Spotlight: Computational and Data Science
Computational science encompasses modeling, analysis, simulation and related techniques applied to theoretical problems in science. With experimentation and theory, it has become indispensable to advance scientific knowledge. Data science allows people to extract insights from massive amounts of data to tell a story, provide solutions, and more. These are growing, multidisciplinary areas, and IIT College of Science has significant areas of expertise in them.
In applied mathematics, for example, Professors Shuwang Li and Xiaofan Li work on computational fluid dynamics, materials science and biological systems at different time and length scales. In particular, interdisciplinary multi-physics problems involve time-dependent free boundaries. Examples include modeling and computation of biomembranes, tumor growth, epitaxial thin film, ion channels, Hele-Shaw and Stokes flows, etc. They derive mathematical models and constitutive relations via an energy variation approach so that the resulting formulations, usually posed as a system of partial diﬀerential equations (PDEs) and corresponding boundary conditions, are consistent with fundamental laws of physics. Because the locations of the moving boundaries are not known a-priori, the solutions to the PDEs and the positions of the free boundaries must be determined simultaneously. Their main objectives are to investigate the nonlinear dynamics of free boundaries and to understand the underlying physics by (1) performing analytical and numerical studies of important constituent processes; (2) developing and applying state-of-the-art adaptive numerical methods to large-scale computation. Whenever possible, they like to work with experimentalists to calibrate and validate the mathematical models, and to test the model predictions.
Applied Mathematics Professors Greg Fasshauer, Fred Hickernell, and Lulu Kang develop numerical methods for i) approximating functions, ii) integrating functions, and iii) solving partial differential equations.

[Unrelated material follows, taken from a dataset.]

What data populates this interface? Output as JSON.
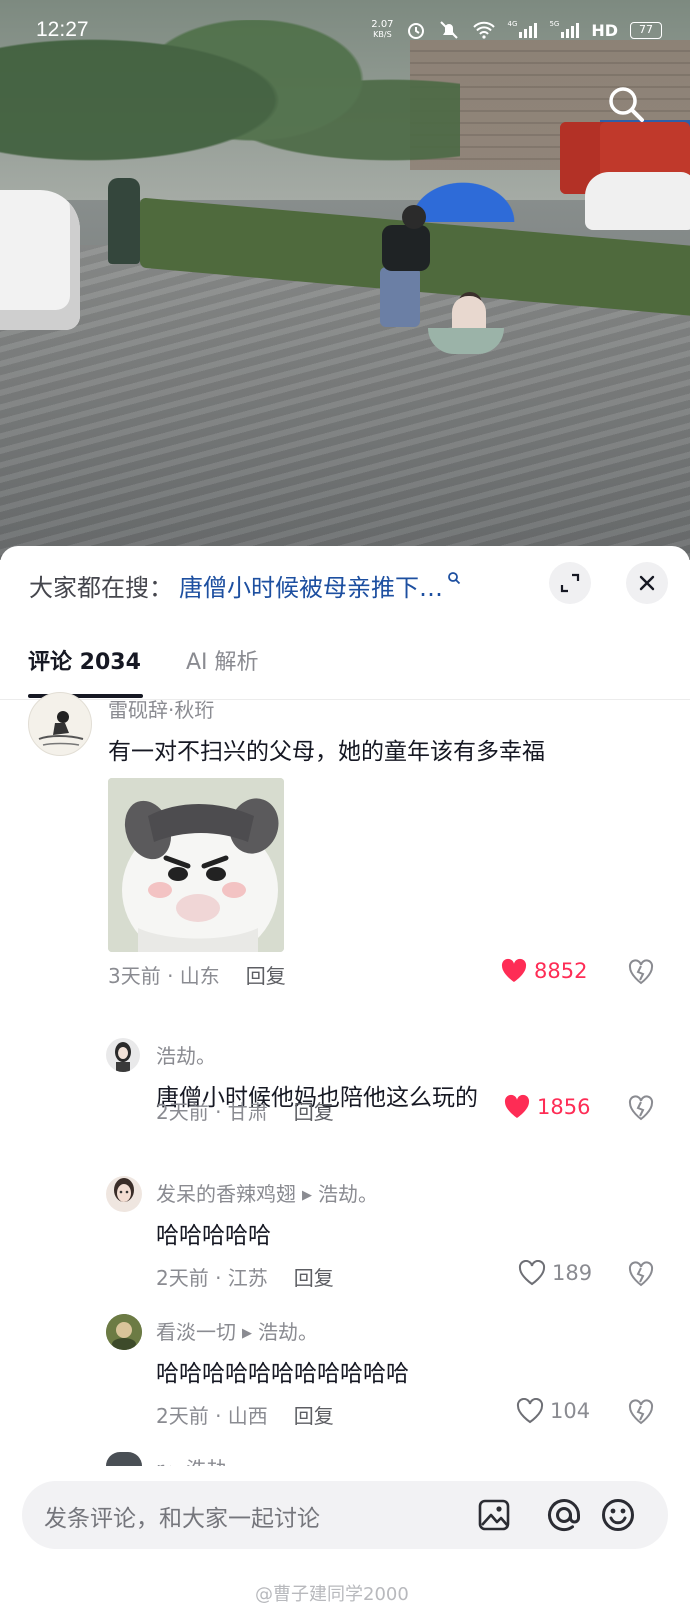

The applications inspiring this research include computer-aided design and manufacturing (CAD/CAM), design of complex systems, financial risk management, and earth sciences. These problems involve several to several hundred variables. Efforts are on constructing algorithms that obtain the answer with the desired accuracy in as little time as possible. This includes discovering new ways to plan computational experiments, reduce the computational burden, avoid lethal round-off error, and estimate error reliably. Collaborators include scientists involved in imaging of the brain, design of manufacturing systems, nuclear reactor design, and wind energy.